There are few Canadian vintage folk artists that can hold a candle to the consistent story telling, spot on harmonies and tight musicianship that define The Deep Dark Woods. Their last LP, Winter Hours, garnered well-deserved praise from publications on both sides of the border, and put the rest of the Canadian roots scene on notice. It also featured one of the best songs written in years.
The Place I Left Behind perfectly sums up the melancholic tales the band crafts, but it also marks huge changes for the band. The band moved from Black Hen to Six-Shooter, added the rich smoky tones of piano/organ man Geoff Hilhorst on a full-time basis and made the bold decision to produce the record on their own.
Anyone lucky enough to see the band in the last 18 months would know the band is scrappier and louder on stage than ever before, but instead of smoke The Place I Left Behind smolders. It’s a collection of slow-burners; a cohesive experience spiked by hints of R&B and rock (the guitar work on “Mary’s Gone” kills me) that plays to front man Ryan Boldt’s (and to be fair, the entire band) strengths. They make you sway, they make you want to hold someone close, and when they deliver that organ solo to close “I Just Can’t Lose” or captivate you with the title track’s gripping narrative, they transport you to some place special.

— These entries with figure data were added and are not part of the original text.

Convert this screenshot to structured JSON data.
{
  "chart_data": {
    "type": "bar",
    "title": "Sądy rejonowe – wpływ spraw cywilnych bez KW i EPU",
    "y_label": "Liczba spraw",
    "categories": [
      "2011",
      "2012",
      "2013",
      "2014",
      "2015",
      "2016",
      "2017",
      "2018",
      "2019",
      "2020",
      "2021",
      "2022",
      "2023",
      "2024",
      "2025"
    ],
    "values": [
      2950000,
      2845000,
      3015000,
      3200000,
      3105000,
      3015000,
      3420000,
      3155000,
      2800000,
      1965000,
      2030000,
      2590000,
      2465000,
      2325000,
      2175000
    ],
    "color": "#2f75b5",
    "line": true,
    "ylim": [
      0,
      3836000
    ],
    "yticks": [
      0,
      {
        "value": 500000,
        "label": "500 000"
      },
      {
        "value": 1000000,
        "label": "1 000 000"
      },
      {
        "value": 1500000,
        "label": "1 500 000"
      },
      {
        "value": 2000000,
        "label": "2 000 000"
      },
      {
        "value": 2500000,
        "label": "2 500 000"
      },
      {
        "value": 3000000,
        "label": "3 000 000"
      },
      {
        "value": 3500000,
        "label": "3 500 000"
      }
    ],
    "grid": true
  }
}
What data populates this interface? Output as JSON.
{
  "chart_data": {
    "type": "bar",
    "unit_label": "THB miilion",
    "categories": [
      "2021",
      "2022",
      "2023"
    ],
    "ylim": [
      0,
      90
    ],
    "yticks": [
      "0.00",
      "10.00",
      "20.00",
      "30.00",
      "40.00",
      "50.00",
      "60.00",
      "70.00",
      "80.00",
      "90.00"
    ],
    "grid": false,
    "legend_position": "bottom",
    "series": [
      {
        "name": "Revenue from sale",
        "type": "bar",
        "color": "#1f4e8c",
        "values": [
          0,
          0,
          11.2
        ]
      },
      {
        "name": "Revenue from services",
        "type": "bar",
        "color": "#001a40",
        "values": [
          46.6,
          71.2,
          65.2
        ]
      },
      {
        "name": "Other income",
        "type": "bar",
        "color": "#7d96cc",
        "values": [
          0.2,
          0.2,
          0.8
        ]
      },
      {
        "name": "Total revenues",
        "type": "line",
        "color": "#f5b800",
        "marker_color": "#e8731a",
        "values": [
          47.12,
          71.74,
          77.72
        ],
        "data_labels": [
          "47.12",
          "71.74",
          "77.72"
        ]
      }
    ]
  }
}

The Deep Dark Woods is a humble outfit that avoids the spotlight, but after people start to digest and embrace The Place I Left Behind, headlining folk and roots festivals seems like the only possible next step. The Place I Left Behind exceeds even the highest of expectations and remarkably pays tribute to the sound that defines our country’s musical heritage without sounding dated. There’s a sadness that runs throughout the 13-song affair but the uplifting harmonies and warm organ work act as the perfect counterpoint. Basically, it’s the type of record that ignores seasons and trends, for the simpler and much loftier ambition of timelessness.